Time slips away from him much the same way his blood does – steadily at first, then more erratically, little pieces of himself he can never put back.
When he escaped from the Eater it had been just after dusk, as the stars were just beginning to burn through the skin of the sky; after that, beneath the darkness of the trees, he only knows he walks until his lungs burn and muscles ache like dying. There is no time beneath the canopy, only darkness, only crickets and cicadas and the terrain beginning to climb up and up and turn rocky.
Fear drives him on where exhaustion would have him stop. She will not hunt him here, he thinks, not where the branches are close as secrets and the stars only a legend. Even so he keeps walking, like any wounded thing going to water.

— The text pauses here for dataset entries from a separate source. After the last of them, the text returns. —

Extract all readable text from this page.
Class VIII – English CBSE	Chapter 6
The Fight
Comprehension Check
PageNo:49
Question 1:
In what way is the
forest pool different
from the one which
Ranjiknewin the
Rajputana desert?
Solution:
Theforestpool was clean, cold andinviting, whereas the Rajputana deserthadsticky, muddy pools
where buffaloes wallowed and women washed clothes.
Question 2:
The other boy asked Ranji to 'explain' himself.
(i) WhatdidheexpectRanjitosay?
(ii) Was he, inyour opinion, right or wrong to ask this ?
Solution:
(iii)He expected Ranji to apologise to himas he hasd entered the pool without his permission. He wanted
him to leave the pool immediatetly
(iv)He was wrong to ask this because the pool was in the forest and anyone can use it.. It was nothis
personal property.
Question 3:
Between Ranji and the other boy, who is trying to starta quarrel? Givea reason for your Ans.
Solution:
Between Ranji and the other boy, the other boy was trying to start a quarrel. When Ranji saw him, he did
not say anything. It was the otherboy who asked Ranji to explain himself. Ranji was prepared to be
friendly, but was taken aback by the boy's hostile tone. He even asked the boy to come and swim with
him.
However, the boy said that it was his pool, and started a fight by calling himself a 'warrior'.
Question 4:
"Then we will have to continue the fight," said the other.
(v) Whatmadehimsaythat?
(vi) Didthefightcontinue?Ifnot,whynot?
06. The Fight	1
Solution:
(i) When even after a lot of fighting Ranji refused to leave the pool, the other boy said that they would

Morning creeps up on him, damp as tears with silver fog, and the trees begin to turn to conifers, filling the world with their sharp clean scent of spruce and pine. Lysander isn’t sure where he is, only that he has never been here before, and that he is still not ready to leave the cover of the trees, not when he can still smell his own blood (and hers, bitter and darkened to black on his bright skin).
His second brush with death has altered him in a way he can’t yet untangle from the dark snarl of his thoughts. It has made him more mortal than anything yet, a hateful, fearful thing, and there is no victory for Lysander in the fact that he escaped. And oh, he is so weary – each lichen-green boulder looks a pillow, each faint breeze a whisper to sleep.
And so, at last, he gives in – for he is only flesh and blood, and losing the latter fast.
Swathed in morning mist he bends like a stag to the forest floor beneath a towering pine. The bark is rough against his back, the needles soft beneath his knees, and he cannot see the sky overhead.
Exhausted, still bleeding from tattered ribs, he lets the current of sleep carry him away.